United States District Court, Fifth Circuit

November 26, 2013




Pursuant to Special Order 3, this case has been referred to the undersigned for pretrial management. The Court now considers Defendant Prime Healthcare Management Inc.'s Motion to Dismiss for Failure to State a Claim, and in the Alternative, Motion for a More Definite Statement (Doc. 16).1 For the reasons that follow, it is recommended that the motion to dismiss be GRANTED IN PART and the motion for a more definite statement be DENIED AS MOOT.
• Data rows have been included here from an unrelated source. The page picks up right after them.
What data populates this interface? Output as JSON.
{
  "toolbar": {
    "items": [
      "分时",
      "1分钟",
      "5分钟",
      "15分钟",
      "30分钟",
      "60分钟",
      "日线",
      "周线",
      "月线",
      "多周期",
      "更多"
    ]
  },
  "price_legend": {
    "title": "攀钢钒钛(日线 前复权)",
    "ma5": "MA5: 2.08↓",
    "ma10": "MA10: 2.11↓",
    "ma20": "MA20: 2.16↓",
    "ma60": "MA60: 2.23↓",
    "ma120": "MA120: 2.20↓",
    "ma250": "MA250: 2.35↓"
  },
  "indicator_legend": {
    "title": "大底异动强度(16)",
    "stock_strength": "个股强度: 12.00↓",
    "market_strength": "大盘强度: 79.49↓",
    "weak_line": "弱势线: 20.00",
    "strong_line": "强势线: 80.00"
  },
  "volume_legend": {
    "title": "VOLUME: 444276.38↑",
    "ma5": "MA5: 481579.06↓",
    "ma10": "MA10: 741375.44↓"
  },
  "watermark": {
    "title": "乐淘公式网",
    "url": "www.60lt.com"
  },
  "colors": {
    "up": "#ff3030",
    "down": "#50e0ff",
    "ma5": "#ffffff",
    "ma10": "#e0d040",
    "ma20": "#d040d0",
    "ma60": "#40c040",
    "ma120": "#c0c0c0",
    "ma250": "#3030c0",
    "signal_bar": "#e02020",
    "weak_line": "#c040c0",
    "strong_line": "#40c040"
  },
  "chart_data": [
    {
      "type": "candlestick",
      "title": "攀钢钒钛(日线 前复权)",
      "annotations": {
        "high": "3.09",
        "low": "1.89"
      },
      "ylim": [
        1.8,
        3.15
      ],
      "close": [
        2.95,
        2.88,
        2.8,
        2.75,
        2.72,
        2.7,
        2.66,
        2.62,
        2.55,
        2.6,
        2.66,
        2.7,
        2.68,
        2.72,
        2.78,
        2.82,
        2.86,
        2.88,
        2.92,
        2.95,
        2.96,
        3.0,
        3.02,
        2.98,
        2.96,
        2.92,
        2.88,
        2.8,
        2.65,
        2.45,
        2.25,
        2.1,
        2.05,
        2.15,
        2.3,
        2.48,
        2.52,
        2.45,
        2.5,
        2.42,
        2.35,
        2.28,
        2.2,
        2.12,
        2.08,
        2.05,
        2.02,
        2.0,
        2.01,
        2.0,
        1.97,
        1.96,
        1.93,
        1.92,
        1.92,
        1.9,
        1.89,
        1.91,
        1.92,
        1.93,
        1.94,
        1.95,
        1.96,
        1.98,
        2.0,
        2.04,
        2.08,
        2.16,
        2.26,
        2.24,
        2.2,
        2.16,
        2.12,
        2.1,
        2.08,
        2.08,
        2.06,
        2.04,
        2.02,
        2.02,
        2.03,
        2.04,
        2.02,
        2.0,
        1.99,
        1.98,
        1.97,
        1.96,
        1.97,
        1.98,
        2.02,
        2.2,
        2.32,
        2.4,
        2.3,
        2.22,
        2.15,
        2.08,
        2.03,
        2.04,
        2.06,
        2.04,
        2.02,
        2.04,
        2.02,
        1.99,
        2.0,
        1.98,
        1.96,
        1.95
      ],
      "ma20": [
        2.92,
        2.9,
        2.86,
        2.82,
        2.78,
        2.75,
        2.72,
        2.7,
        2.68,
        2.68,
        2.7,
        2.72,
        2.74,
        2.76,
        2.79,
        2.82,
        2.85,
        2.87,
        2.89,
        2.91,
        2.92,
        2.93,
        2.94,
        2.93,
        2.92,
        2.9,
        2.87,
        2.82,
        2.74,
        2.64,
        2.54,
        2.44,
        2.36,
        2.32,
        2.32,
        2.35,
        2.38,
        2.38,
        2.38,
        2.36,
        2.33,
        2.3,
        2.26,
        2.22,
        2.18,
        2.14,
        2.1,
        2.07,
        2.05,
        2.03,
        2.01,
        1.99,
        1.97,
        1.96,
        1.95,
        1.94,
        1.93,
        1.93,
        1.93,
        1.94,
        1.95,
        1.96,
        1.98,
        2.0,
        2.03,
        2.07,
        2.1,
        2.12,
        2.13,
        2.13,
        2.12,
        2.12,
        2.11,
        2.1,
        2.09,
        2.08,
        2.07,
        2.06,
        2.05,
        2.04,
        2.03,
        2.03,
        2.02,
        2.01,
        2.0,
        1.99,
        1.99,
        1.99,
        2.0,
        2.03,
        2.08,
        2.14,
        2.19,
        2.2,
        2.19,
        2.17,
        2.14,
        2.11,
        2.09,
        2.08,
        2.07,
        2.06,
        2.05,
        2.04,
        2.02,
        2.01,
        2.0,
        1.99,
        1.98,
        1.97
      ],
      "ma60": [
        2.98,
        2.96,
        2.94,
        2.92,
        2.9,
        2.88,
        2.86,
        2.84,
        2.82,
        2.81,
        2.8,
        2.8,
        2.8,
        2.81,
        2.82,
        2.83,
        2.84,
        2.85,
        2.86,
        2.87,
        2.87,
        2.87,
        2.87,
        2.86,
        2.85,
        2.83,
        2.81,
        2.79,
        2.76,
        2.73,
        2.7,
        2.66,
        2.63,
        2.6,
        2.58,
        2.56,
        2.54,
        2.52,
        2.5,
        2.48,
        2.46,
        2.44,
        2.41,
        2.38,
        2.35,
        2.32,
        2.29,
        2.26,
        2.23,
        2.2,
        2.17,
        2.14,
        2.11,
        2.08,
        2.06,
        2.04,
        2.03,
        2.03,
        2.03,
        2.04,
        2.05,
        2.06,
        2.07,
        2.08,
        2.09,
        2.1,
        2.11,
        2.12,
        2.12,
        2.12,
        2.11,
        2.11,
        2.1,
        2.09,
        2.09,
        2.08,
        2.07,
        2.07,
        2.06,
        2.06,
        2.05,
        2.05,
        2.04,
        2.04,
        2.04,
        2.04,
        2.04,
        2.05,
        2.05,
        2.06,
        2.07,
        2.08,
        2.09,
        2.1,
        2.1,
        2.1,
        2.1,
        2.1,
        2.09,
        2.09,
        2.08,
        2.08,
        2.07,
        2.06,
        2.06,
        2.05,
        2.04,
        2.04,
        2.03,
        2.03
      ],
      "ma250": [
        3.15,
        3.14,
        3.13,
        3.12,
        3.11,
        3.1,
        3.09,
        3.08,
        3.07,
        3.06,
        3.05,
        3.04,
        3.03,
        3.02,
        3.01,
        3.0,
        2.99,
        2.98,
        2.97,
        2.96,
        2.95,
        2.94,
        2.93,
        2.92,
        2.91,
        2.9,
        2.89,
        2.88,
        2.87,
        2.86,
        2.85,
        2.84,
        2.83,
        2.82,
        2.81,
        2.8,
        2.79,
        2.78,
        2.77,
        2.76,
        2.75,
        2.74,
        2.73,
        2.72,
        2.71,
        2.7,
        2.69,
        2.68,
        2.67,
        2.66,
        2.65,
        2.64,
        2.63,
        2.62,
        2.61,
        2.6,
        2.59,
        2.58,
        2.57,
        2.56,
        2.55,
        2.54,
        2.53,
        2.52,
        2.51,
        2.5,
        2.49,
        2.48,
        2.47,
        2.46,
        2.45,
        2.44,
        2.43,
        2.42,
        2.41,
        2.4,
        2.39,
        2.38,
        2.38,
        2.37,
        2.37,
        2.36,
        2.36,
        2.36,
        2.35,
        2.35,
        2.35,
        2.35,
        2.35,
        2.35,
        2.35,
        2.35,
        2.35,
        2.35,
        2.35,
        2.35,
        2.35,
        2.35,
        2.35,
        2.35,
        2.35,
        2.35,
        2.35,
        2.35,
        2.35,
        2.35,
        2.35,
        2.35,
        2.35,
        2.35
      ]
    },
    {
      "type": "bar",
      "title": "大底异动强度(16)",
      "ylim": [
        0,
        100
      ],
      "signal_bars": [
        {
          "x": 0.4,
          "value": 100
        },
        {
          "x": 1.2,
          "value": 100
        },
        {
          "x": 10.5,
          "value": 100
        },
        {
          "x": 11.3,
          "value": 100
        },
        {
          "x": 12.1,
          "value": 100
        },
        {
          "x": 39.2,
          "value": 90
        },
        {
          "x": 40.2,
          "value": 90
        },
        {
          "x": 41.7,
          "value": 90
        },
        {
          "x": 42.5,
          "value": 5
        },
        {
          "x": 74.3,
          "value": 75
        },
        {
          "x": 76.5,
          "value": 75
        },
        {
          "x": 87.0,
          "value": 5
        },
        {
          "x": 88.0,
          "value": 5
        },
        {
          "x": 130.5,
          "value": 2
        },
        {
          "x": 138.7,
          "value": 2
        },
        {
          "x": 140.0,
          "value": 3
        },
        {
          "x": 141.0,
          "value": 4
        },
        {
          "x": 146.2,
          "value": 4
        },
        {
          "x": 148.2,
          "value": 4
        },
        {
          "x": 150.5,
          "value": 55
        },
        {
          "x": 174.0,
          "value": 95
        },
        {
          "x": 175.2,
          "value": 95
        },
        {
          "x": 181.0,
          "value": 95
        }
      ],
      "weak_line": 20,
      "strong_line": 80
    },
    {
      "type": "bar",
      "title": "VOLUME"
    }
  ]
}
On February 27, 2013, Plaintiff was terminated from her employment as an echocardiogram technician at Dallas Medical Center ("DMC"). (Doc. 10 at 7). Plaintiff avers she was discriminated against because of her race, color, sex, disability, and age as a fifty-yearold black female. Id. at 12, 16. She further alleges she was retaliated against, sexually harassed, and physically abused by male employees. Id. at 12, 16, 18. More specifically, Plaintiff avers that her position at DMC was changed, she was denied a raise, she was unable to transfer to a desirable position in her career field, she was demoted, her hours were changed, and she received an undeserved written warning. Id. at 8. Plaintiff states that a white female echocardiogram technician was coached toward good performance while Plaintiff received less feedback. Id. Plaintiff also alleges that she discovered pictures on her locker that she found offensive and, upon expressing concern to her director, she was met with negative attitudes and later a written warning. Id. Furthermore, Plaintiff charges that a co-worker hit her left arm in June 2009. Id. at 19. Plaintiff filed a discrimination complaint with the Texas Workforce Commission Civil Rights Division, which was transferred to the Equal Employment Opportunity Commission ("EEOC"). Id. at 12-13. EEOC was unable to determine whether any statutes were violated and informed Plaintiff of her right to sue. Id. at 11.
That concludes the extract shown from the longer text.